Publisher: Princeton University Press
File Extension: PDF
File size: 10.32 MB
Pages: 358
Author: Eric Schwitzgebel
ISBN: 9780691215679, 9780691239309, 0691215677, 0691239304, B0CCGNYM5X
Language: English
Year: 2024
Edition: -
Volume: -

Product desciption

The Weirdness Of The World Eric Schwitzgebel by Eric Schwitzgebel 9780691215679, 9780691239309, 0691215677, 0691239304, B0CCGNYM5X instant download after payment.

-How all philosophical explanations of human consciousness and the fundamental structure of the cosmos are bizarre—and why that’s a good thing-

Do we live inside a simulated reality or a pocket universe embedded in a larger structure about which we know virtually nothing?
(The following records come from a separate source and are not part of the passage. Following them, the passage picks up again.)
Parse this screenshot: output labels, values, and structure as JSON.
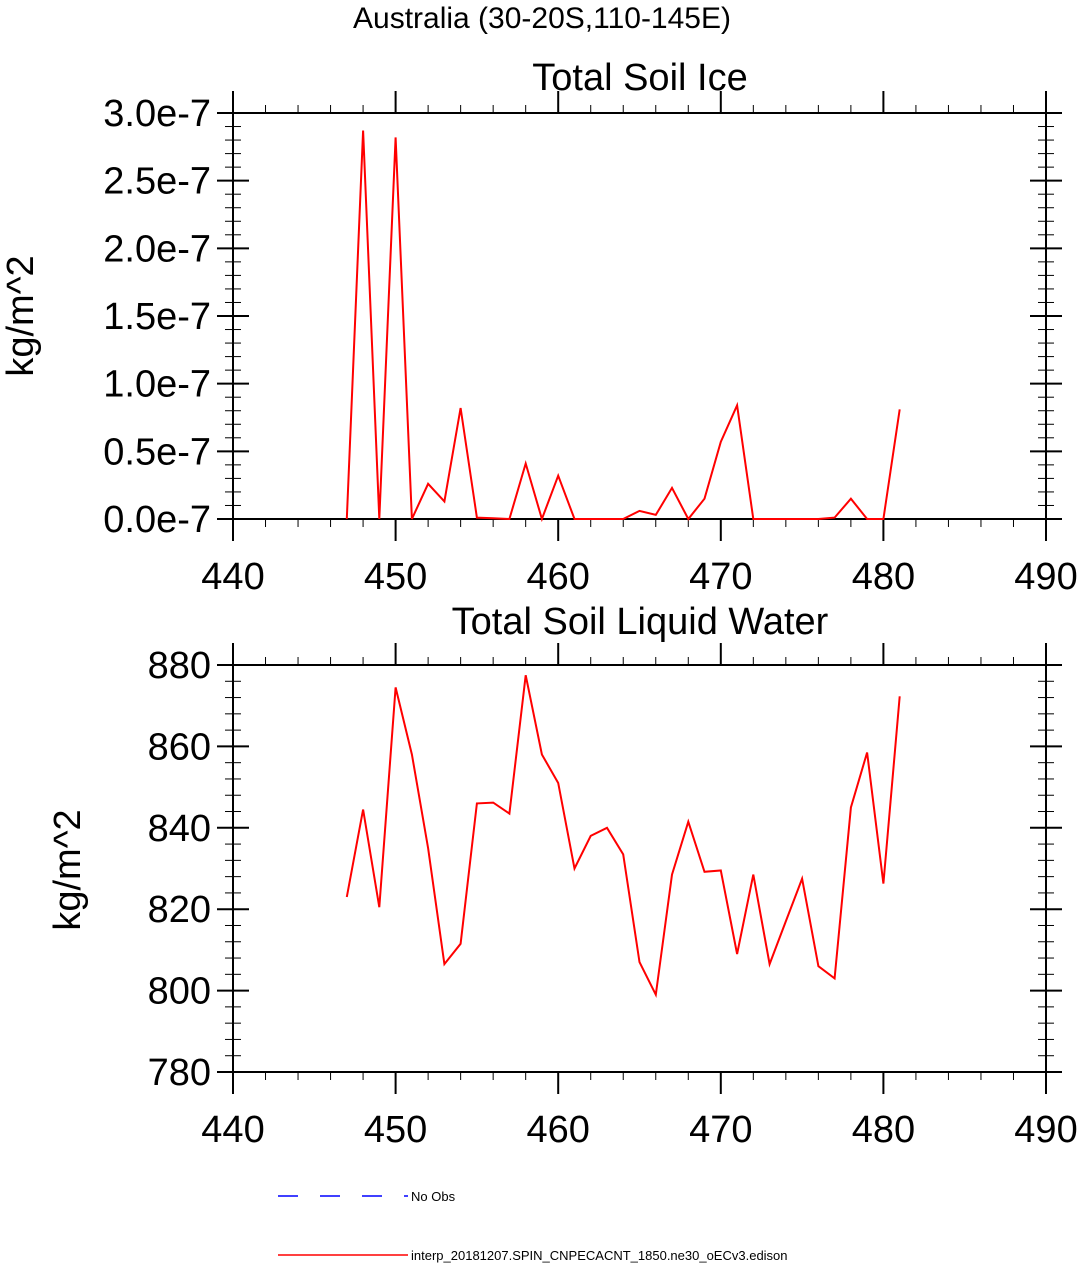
{
  "figure_title": "Australia (30-20S,110-145E)",
  "chart_data": [
    {
      "type": "line",
      "title": "Total Soil Ice",
      "xlabel": "",
      "ylabel": "kg/m^2",
      "xlim": [
        440,
        490
      ],
      "ylim": [
        0,
        3e-07
      ],
      "x_ticks": [
        "440",
        "450",
        "460",
        "470",
        "480",
        "490"
      ],
      "y_ticks": [
        "0.0e-7",
        "0.5e-7",
        "1.0e-7",
        "1.5e-7",
        "2.0e-7",
        "2.5e-7",
        "3.0e-7"
      ],
      "grid": false,
      "series": [
        {
          "name": "interp_20181207.SPIN_CNPECACNT_1850.ne30_oECv3.edison",
          "color": "#ff0000",
          "x": [
            447,
            448,
            449,
            450,
            451,
            452,
            453,
            454,
            455,
            456,
            457,
            458,
            459,
            460,
            461,
            462,
            463,
            464,
            465,
            466,
            467,
            468,
            469,
            470,
            471,
            472,
            473,
            474,
            475,
            476,
            477,
            478,
            479,
            480,
            481
          ],
          "y": [
            0,
            2.87e-07,
            0,
            2.82e-07,
            0,
            2.6e-08,
            1.3e-08,
            8.2e-08,
            1e-09,
            5e-10,
            0,
            4.1e-08,
            0,
            3.2e-08,
            0,
            0,
            0,
            0,
            6e-09,
            3e-09,
            2.3e-08,
            0,
            1.5e-08,
            5.7e-08,
            8.4e-08,
            0,
            0,
            0,
            0,
            0,
            1e-09,
            1.5e-08,
            0,
            0,
            8.1e-08
          ]
        }
      ]
    },
    {
      "type": "line",
      "title": "Total Soil Liquid Water",
      "xlabel": "",
      "ylabel": "kg/m^2",
      "xlim": [
        440,
        490
      ],
      "ylim": [
        780,
        880
      ],
      "x_ticks": [
        "440",
        "450",
        "460",
        "470",
        "480",
        "490"
      ],
      "y_ticks": [
        "780",
        "800",
        "820",
        "840",
        "860",
        "880"
      ],
      "grid": false,
      "series": [
        {
          "name": "interp_20181207.SPIN_CNPECACNT_1850.ne30_oECv3.edison",
          "color": "#ff0000",
          "x": [
            447,
            448,
            449,
            450,
            451,
            452,
            453,
            454,
            455,
            456,
            457,
            458,
            459,
            460,
            461,
            462,
            463,
            464,
            465,
            466,
            467,
            468,
            469,
            470,
            471,
            472,
            473,
            474,
            475,
            476,
            477,
            478,
            479,
            480,
            481
          ],
          "y": [
            823,
            844.5,
            820.5,
            874.5,
            858,
            835,
            806.5,
            811.5,
            846,
            846.2,
            843.5,
            877.5,
            858,
            851,
            830,
            838,
            840,
            833.5,
            807,
            799,
            828.5,
            841.5,
            829.2,
            829.5,
            809,
            828.5,
            806.5,
            817,
            827.5,
            806,
            803,
            845,
            858.5,
            826.3,
            872.3
          ]
        }
      ]
    }
  ],
  "legend": {
    "placement": "bottom",
    "items": [
      {
        "label": "No Obs",
        "color": "#0000ff",
        "style": "dashed"
      },
      {
        "label": "interp_20181207.SPIN_CNPECACNT_1850.ne30_oECv3.edison",
        "color": "#ff0000",
        "style": "solid"
      }
    ]
  }
}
Is consciousness a purely physical matter, or might it require something extra, something nonphysical? According to the philosopher Eric Schwitzgebel, it’s hard to say. In The Weirdness of the World, Schwitzgebel argues that the answers to these fundamental questions lie beyond our powers of comprehension. We can be certain only that the truth—whatever it is—is weird. Philosophy, he proposes, can aim to open—to reveal possibilities we had not previously appreciated—or to close, to narrow down to the one correct theory of the phenomenon in question. Schwitzgebel argues for a philosophy that opens.

According to Schwitzgebel’s “Universal Bizarreness” thesis, every possible theory of the relation of mind and cosmos defies common sense. According to his complementary “Universal Dubiety” thesis, no general theory of the relationship between mind and cosmos compels rational belief. Might the United States be a conscious organism—a conscious group mind with approximately the intelligence of a rabbit? Might virtually every action we perform cause virtually every possible type of future event, echoing down through the infinite future of an infinite universe? What, if anything, is it like to be a garden snail? Schwitzgebel makes a persuasive case for the thrill of considering the most bizarre philosophical possibilities.